There is also help for dogs who are suffering from canine bladder cancer who cannot have the surgery. They can have chemotherapy to help reduce the size of the tumor or they can also be given medications to shrink or dissolve the tumor. Anti inflammatory drugs can be given to the dog and they are known for shrinking cancerous growths. But there are some bad side effects that can occur when these drugs are taken. In order for a dog to benefit from an anti inflammatory drug, it must be young enough and healthy enough to endure these types of treatments.
Certain herbs can also help a dog with canine bladder cancer. Milk thistle, cat's claw and ginseng are all known to aid with the immune system. There are antioxidants that can stop or slow down free radicals and battle this type of cancer. There are also supplements that can help to promote good urinary tract functions.
Along with these herbal treatments, you can make sure that you dog has a healthy diet and is given plenty of exercise. Avoid giving the dog fatty foods and snacks. Sugary foods should also be avoided. It would help to make sure that it always has fresh water. Water can help flush out the bladder and can also help with infrequent urination.
Most methods that help with canine bladder cancer are painful and extremely uncomfortable for the dog.
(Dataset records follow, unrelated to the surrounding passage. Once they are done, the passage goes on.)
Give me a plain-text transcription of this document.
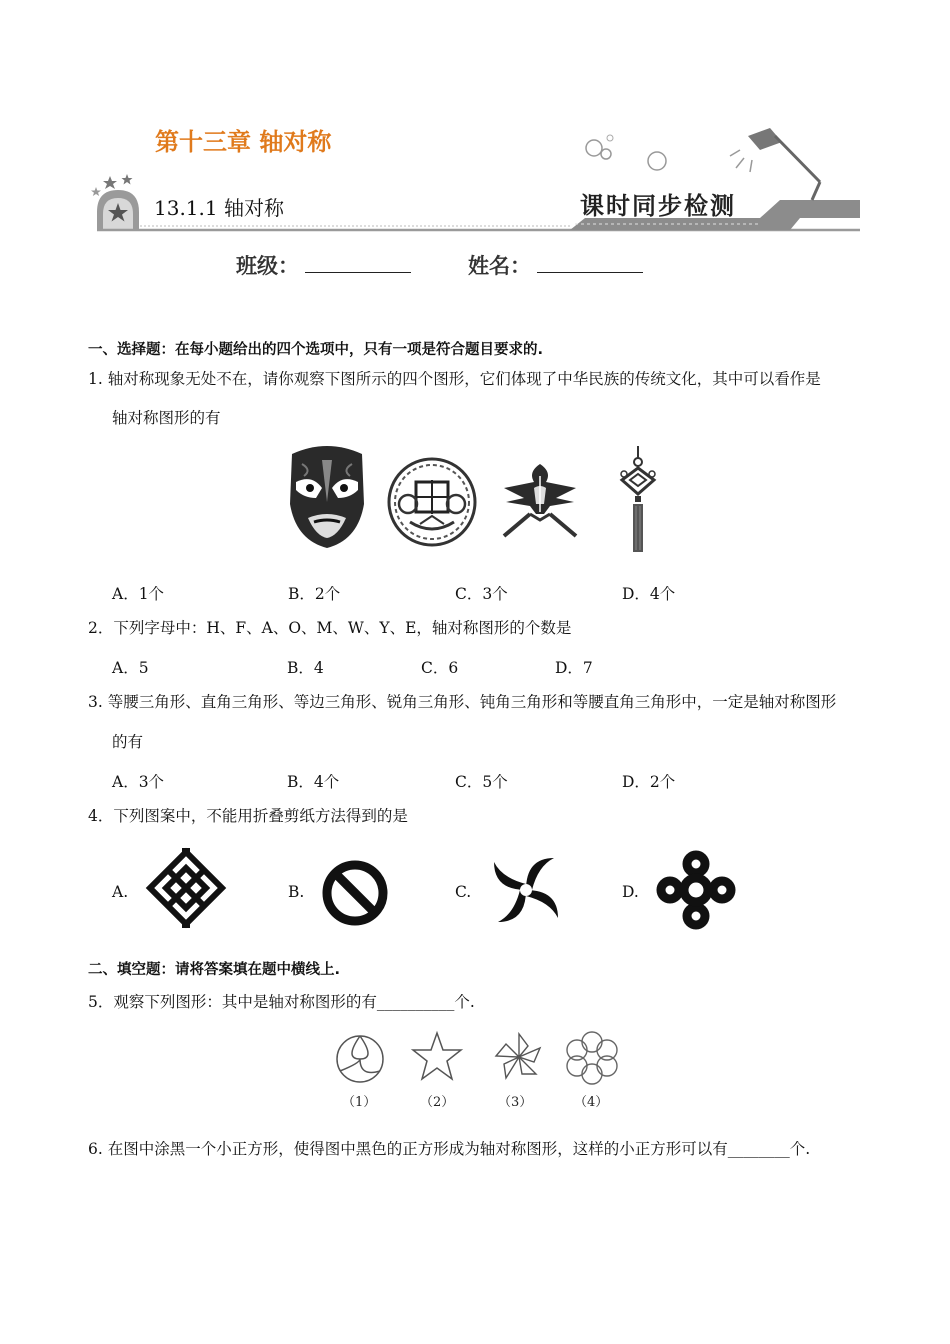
第十三章 轴对称
13.1.1 轴对称	课时同步检测
班级：	姓名：
一、选择题：在每小题给出的四个选项中，只有一项是符合题目要求的.
1. 轴对称现象无处不在，请你观察下图所示的四个图形，它们体现了中华民族的传统文化，其中可以看作是
轴对称图形的有
A．1个	B．2个	C．3个	D．4个
2．下列字母中：H、F、A、O、M、W、Y、E，轴对称图形的个数是
A．5	B．4	C．6	D．7
3. 等腰三角形、直角三角形、等边三角形、锐角三角形、钝角三角形和等腰直角三角形中，一定是轴对称图形
的有
A．3个	B．4个	C．5个	D．2个
4．下列图案中，不能用折叠剪纸方法得到的是
A.	B.	C.	D.
二、填空题：请将答案填在题中横线上.
5．观察下列图形：其中是轴对称图形的有__________个.
（1）	（2）	（3）	（4）
6. 在图中涂黑一个小正方形，使得图中黑色的正方形成为轴对称图形，这样的小正方形可以有________个.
These methods can test the strength of any dog, no matter what age it is. Before you subject them to these treatments, you will have to discuss other options as well as if the dog is young enough and strong enough to make it through to a full recovery. The veterinarian can advise you on what to do next.
It can be soothing for both you and the dog to make sure that it is comfortable at all times. You may want to give it time to sleep and rest and plenty of love.